According to an embodiment, the apparatus further comprises at least one light source configured to generate a light beam incident on the light field generating unit.

This means that the device may comprise all the components for forming a three-dimensional display: the image forming apparatus includes a light source providing a light beam, a light field generating unit for converting the light beam into a distribution of a three-dimensional light field, and an image developing medium for forming a three-dimensional image viewable by an observer. Thus, the apparatus may be packaged with a suitable relationship between the light source and the light field generating unit, such that the apparatus may be easily used. Furthermore, an arrangement comprising a light source may allow a complete system providing a three-dimensional display in a compact manner.

However, it should be understood that the device may be delivered and sold without including a light source. A user wishing to put the device into use may then combine the device with a separately purchasable light source.

The light source may be arranged to form a coherent light beam, such as a laser beam. This may provide for an accurate control of the three-dimensional light field formed by the light field generating unit.
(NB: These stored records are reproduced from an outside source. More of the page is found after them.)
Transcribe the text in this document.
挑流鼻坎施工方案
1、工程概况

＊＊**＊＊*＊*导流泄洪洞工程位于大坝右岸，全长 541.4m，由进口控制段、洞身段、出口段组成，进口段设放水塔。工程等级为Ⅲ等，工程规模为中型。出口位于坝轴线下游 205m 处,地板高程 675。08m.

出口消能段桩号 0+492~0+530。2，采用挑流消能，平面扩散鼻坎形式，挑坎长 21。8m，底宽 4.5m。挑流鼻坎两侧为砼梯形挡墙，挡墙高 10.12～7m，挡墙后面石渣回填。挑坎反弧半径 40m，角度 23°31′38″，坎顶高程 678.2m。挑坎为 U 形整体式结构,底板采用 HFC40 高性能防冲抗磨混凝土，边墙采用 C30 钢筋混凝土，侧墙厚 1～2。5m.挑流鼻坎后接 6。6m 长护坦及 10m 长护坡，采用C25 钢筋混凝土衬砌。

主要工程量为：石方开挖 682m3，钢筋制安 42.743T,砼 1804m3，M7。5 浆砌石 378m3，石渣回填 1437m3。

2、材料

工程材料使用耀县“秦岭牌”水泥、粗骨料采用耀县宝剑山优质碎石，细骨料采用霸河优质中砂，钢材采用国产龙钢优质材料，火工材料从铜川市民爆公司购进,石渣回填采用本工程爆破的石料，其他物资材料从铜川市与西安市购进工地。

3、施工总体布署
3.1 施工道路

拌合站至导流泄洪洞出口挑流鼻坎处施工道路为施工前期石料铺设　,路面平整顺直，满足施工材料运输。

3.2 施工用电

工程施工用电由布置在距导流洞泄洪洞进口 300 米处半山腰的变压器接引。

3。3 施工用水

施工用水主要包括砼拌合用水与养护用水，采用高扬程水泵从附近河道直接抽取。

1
According to a second aspect of the present inventive concept, there is provided an apparatus for displaying a three-dimensional image, the apparatus including: a light field generation unit configured to receive an incident light beam and generate a three-dimensional light field; and a bubble generating device configured to generate bubbles in the image developing medium to form the image developing medium including a fluid of bubbles suspended therein, wherein the bubbles have a size in a range of 40-500 nm.

The effects and features of this second aspect are largely analogous to those described above in connection with the first aspect. The embodiments mentioned in relation to the first aspect are largely compatible with the second aspect.

Therefore, according to the second aspect, the apparatus for displaying a three-dimensional image may include a bubble generation device so that the apparatus can form an image development medium having bubbles of an appropriate size. This means that the device may be capable of generating bubbles of appropriate size so that the image development medium may be generated when the apparatus is to be used, or at regular intervals when replacement of the image development medium may be required.

It should be understood that even though the image development medium may have long term stability, in order to maintain the quality of the generated three-dimensional image, it may be necessary to replace the image development medium at regular intervals, for example, it may be necessary to replace the image development medium once a day, once a week, or once a month depending on the requirements of the quality of the formed three-dimensional image.

By virtue of the apparatus having the bubble generating device, the apparatus does not need to be combined with any advanced or complicated device to replace the image developing medium.

Further, the apparatus may include a container in which the image development medium is to be accommodated, such that the bubble generating device may be configured to generate bubbles in the image development medium that is conveyed into the container. The apparatus may be further configured such that the image development medium in the container contains a three-dimensional light field such that the image development medium may form a three-dimensional image based on the received three-dimensional light field.